Sec. 135 Repose

  • BASICS: A statute of repose. Speck (Fed. Cir. 05/23/24) (rev’g PTAB in interference proceeding and holding that senior party’s claim was time-barred under Section 135(b)). “(1) A claim which is the same as, or for the same or substantially the same subject matter as, a claim of an issued patent may not be made in any application unless such a claim is made prior to one year from the date on which the patent was granted. (2) A claim which is the same as, or for the same or substantially the same subject matter as, a claim of an application published under Sec. 122(b) of this title may be made in an application filed after the application is published only if the claim is made before 1 year after the date on which the application is published.” 35 U.S.C. § 135(b) (pre-AIA); Regents of Univ. of Cal. (Fed. Cir. 07/17/06) (“Section 135(b)(1) bars any claim having a degree of identity with a claim in an issued patent unless such a claim is filed before the critical date [one year after issued patent].”). Whether the application was filed after the publication, depends on the effective filing date of the application under Sec. 120. Loughlin (Fed. Cir. 07/11/12).

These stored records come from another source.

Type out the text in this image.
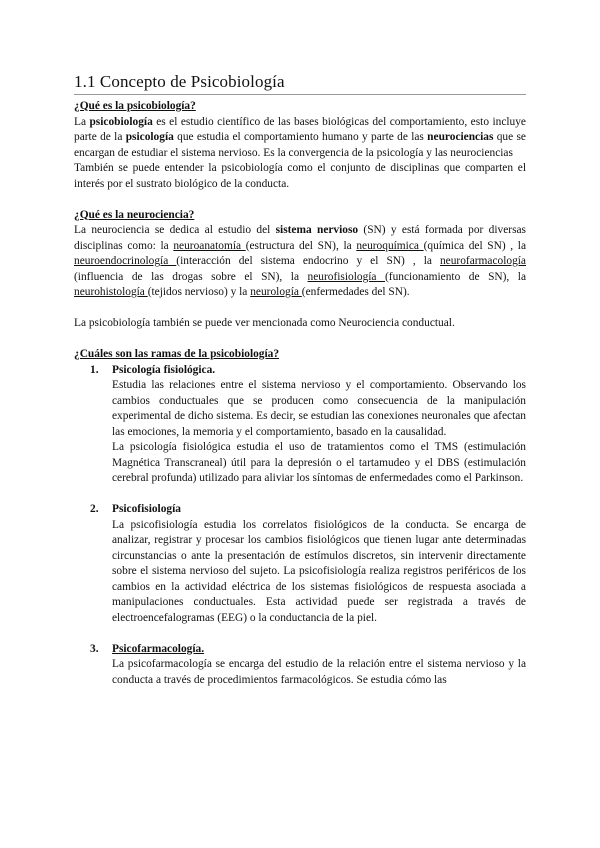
1.1 Concepto de Psicobiología

¿Qué es la psicobiología?

La psicobiología es el estudio científico de las bases biológicas del comportamiento, esto incluye parte de la psicología que estudia el comportamiento humano y parte de las neurociencias que se encargan de estudiar el sistema nervioso. Es la convergencia de la psicología y las neurociencias

También se puede entender la psicobiología como el conjunto de disciplinas que comparten el interés por el sustrato biológico de la conducta.

¿Qué es la neurociencia?

La neurociencia se dedica al estudio del sistema nervioso (SN) y está formada por diversas disciplinas como: la neuroanatomía (estructura del SN), la neuroquímica (química del SN) , la neuroendocrinología (interacción del sistema endocrino y el SN) , la neurofarmacología (influencia de las drogas sobre el SN), la neurofisiología (funcionamiento de SN), la neurohistología (tejidos nervioso) y la neurología (enfermedades del SN).

La psicobiología también se puede ver mencionada como Neurociencia conductual.

¿Cuáles son las ramas de la psicobiología?

1. Psicología fisiológica.

Estudia las relaciones entre el sistema nervioso y el comportamiento. Observando los cambios conductuales que se producen como consecuencia de la manipulación experimental de dicho sistema. Es decir, se estudian las conexiones neuronales que afectan las emociones, la memoria y el comportamiento, basado en la causalidad.

La psicología fisiológica estudia el uso de tratamientos como el TMS (estimulación Magnética Transcraneal) útil para la depresión o el tartamudeo y el DBS (estimulación cerebral profunda) utilizado para aliviar los síntomas de enfermedades como el Parkinson.

2. Psicofisiología

La psicofisiología estudia los correlatos fisiológicos de la conducta. Se encarga de analizar, registrar y procesar los cambios fisiológicos que tienen lugar ante determinadas circunstancias o ante la presentación de estímulos discretos, sin intervenir directamente sobre el sistema nervioso del sujeto. La psicofisiología realiza registros periféricos de los cambios en la actividad eléctrica de los sistemas fisiológicos de respuesta asociada a manipulaciones conductuales. Esta actividad puede ser registrada a través de electroencefalogramas (EEG) o la conductancia de la piel.

3. Psicofarmacología.

La psicofarmacología se encarga del estudio de la relación entre el sistema nervioso y la conducta a través de procedimientos farmacológicos. Se estudia cómo las
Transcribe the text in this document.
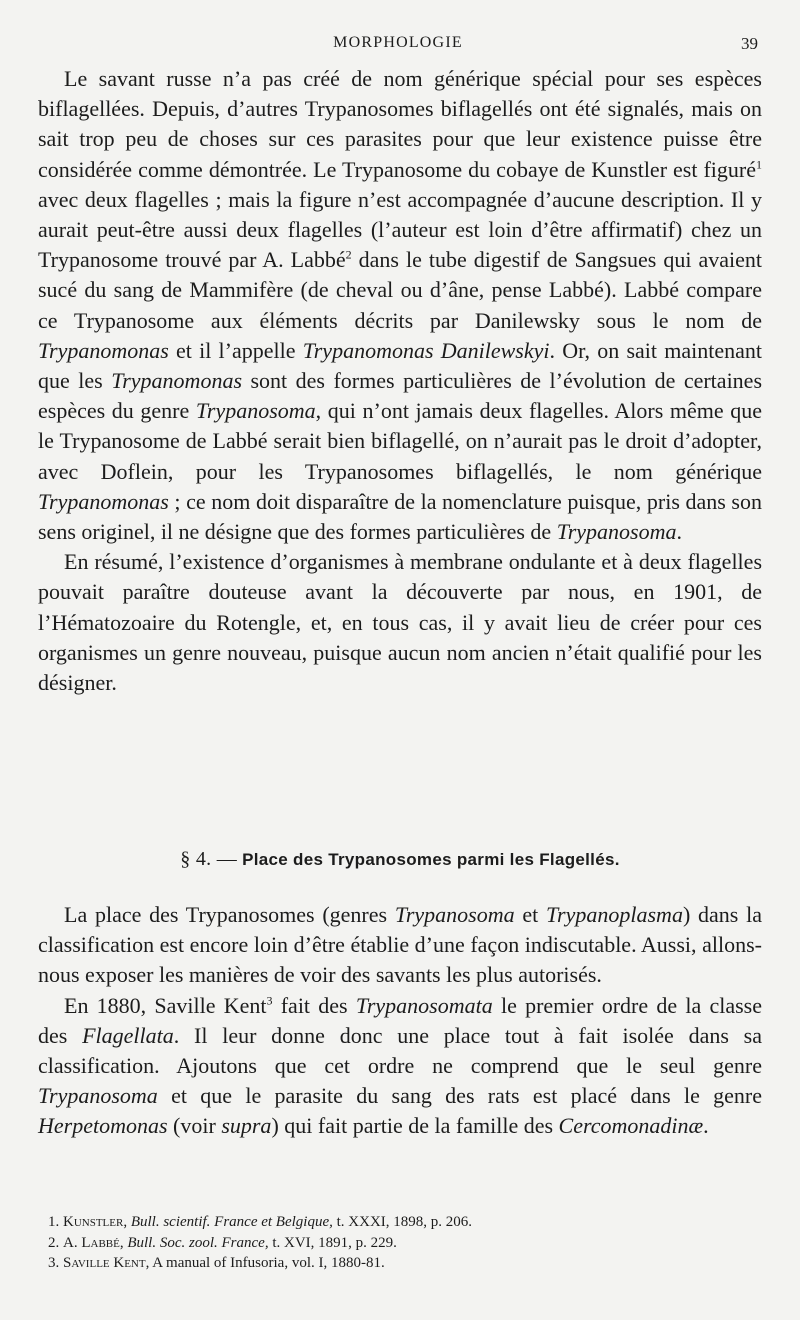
MORPHOLOGIE	39

Le savant russe n’a pas créé de nom générique spécial pour ses espèces biflagellées. Depuis, d’autres Trypanosomes biflagellés ont été signalés, mais on sait trop peu de choses sur ces parasites pour que leur existence puisse être considérée comme démontrée. Le Trypanosome du cobaye de Kunstler est figuré$^1$ avec deux flagelles ; mais la figure n’est accompagnée d’aucune description. Il y aurait peut-être aussi deux flagelles (l’auteur est loin d’être affirmatif) chez un Trypanosome trouvé par A. Labbé$^2$ dans le tube digestif de Sangsues qui avaient sucé du sang de Mammifère (de cheval ou d’âne, pense Labbé). Labbé compare ce Trypanosome aux éléments décrits par Danilewsky sous le nom de Trypanomonas et il l’appelle Trypanomonas Danilewskyi. Or, on sait maintenant que les Trypanomonas sont des formes particulières de l’évolution de certaines espèces du genre Trypanosoma, qui n’ont jamais deux flagelles. Alors même que le Trypanosome de Labbé serait bien biflagellé, on n’aurait pas le droit d’adopter, avec Doflein, pour les Trypanosomes biflagellés, le nom générique Trypanomonas ; ce nom doit disparaître de la nomenclature puisque, pris dans son sens originel, il ne désigne que des formes particulières de Trypanosoma.

En résumé, l’existence d’organismes à membrane ondulante et à deux flagelles pouvait paraître douteuse avant la découverte par nous, en 1901, de l’Hématozoaire du Rotengle, et, en tous cas, il y avait lieu de créer pour ces organismes un genre nouveau, puisque aucun nom ancien n’était qualifié pour les désigner.

§ 4. — Place des Trypanosomes parmi les Flagellés.

La place des Trypanosomes (genres Trypanosoma et Trypanoplasma) dans la classification est encore loin d’être établie d’une façon indiscutable. Aussi, allons-nous exposer les manières de voir des savants les plus autorisés.

En 1880, Saville Kent$^3$ fait des Trypanosomata le premier ordre de la classe des Flagellata. Il leur donne donc une place tout à fait isolée dans sa classification. Ajoutons que cet ordre ne comprend que le seul genre Trypanosoma et que le parasite du sang des rats est placé dans le genre Herpetomonas (voir supra) qui fait partie de la famille des Cercomonadinæ.

1. Kunstler, Bull. scientif. France et Belgique, t. XXXI, 1898, p. 206.
2. A. Labbé, Bull. Soc. zool. France, t. XVI, 1891, p. 229.
3. Saville Kent, A manual of Infusoria, vol. I, 1880-81.
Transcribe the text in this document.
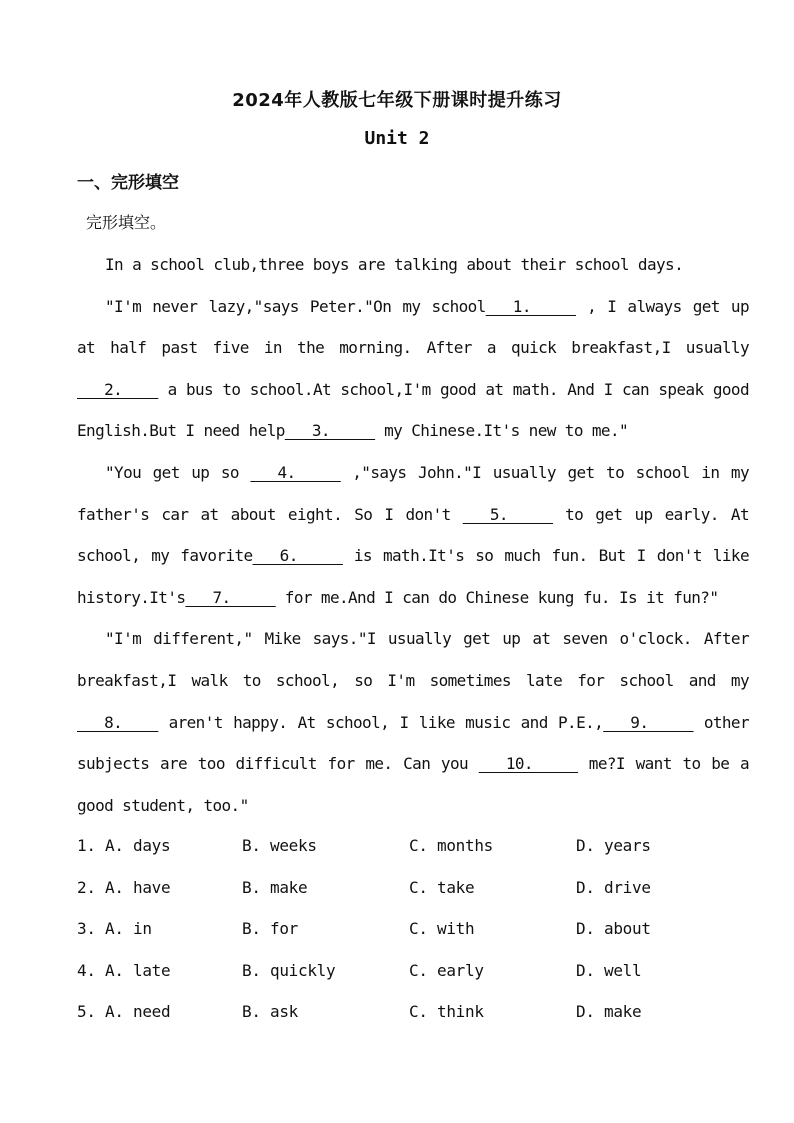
2024年人教版七年级下册课时提升练习
Unit 2
一、完形填空
完形填空。

In a school club,three boys are talking about their school days.

"I'm never lazy,"says Peter."On my school   1.      , I always get up at half past five in the morning. After a quick breakfast,I usually ___2.     a bus to school.At school,I'm good at math. And I can speak good English.But I need help   3.      my Chinese.It's new to me."

"You get up so    4.      ,"says John."I usually get to school in my father's car at about eight. So I don't    5.      to get up early. At school, my favorite   6.      is math.It's so much fun. But I don't like history.It's   7.      for me.And I can do Chinese kung fu. Is it fun?"

"I'm different," Mike says."I usually get up at seven o'clock. After breakfast,I walk to school, so I'm sometimes late for school and my ___8.     aren't happy. At school, I like music and P.E.,   9.      other subjects are too difficult for me. Can you    10.      me?I want to be a good student, too."

1. A. days	B. weeks	C. months	D. years
2. A. have	B. make	C. take	D. drive
3. A. in	B. for	C. with	D. about
4. A. late	B. quickly	C. early	D. well
5. A. need	B. ask	C. think	D. make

  • Applicable to Non-FITF Patents And Some FITF Patents: Applies to non-FITF patents and also applies to FITF patents if they also have or had a claim with, or reference an application which had, an effective filing date before March 15, 2013. See L. 112–29, § 3(n), Sept. 16, 2011, 125 Stat. 293.
  • Sec. 135(b) Applies To Ex Parte Prosecution And Perhaps To Litigation: In re McGrew, 120 F.3d 1236 (Fed. Cir. 1997) (“The application of section 135(b) is not limited to inter partes interference proceedings but may be used, in accordance with its literal terms, as a basis for ex parte rejections.”) But consider whether Aristocrat Tech. (Fed. Cir. 09/22/08) bars Sec. 135(b) as invalidity basis.
  • Sec. 135(b): Claim Entitled To Date Of Earlier Claim If Not Materially Different (Materially Broader Or Materially Narrower): “Whether claim 7 [added more than one year after earlier patent issued] is obvious in view of original claims 1-6 is not germane to the question of whether claim 7 is entitled to the earlier effective date of claims 1-6 for purposes of the one-year bar of 35 U.S.C. § 135(b). To establish entitlement to the earlier effective date of existing claims for purposes of the one-year bar of 35 U.S.C. § 135(b), a party must show that the later filed claim does not differ from an earlier claim in any ‘material limitation.’ Corbett v. Chisholm, 568 F.2d 759, 765-66 (CCPA 1977).” In re Berger (Fed. Cir. 01/29/02). This is a “two-way test, which requires comparing the two sets of claims to determine if either set contains material limitations not found in the other, rather than just looking to only see if the post-critical date claims contain material limitations not present in the pre-critical date claims.” Speck (Fed. Cir. 05/23/24) (rev’g PTAB in interference proceeding, and holding that senior party’s claim was time-barred under Section 135(b): the issue is whether amendments to claims after the critical date changed the claims so that they are not substantially the same as the claims before the critical date, which they did by amending “the claims to require that the device be ‘free of a containment material atop the drug layer’ in order to overcome a rejection.”). A claim may relate back, to avoid Sec. 135(b), even if the party intentionally delayed prosecution and declaration of an interference. In re Commonwealth Scientific (Fed. Cir. 11/20/15) (non-precedential) (rev’g PTAB interpretation of the statute, in an interference). Whether there is sufficient identity between pre- and post-critical date claims depends solely on a comparison of the pre- and post- critical date claims and not on a comparison to the count copied from the other party. Pre-critical date claim may have been cancelled and need not have been patentable. Adair (Fed. Cir. 02/07/12). Even where no single prior claim is the same as the claim in question, this prior claim requirement is satisfied by a collection of prior claims, each directed to the same essential invention, where they demonstrate that the pre-critical date claims do not differ materially from the post-critical date claims. Pioneer Hi-Bred (Fed. Cir. 02/28/12).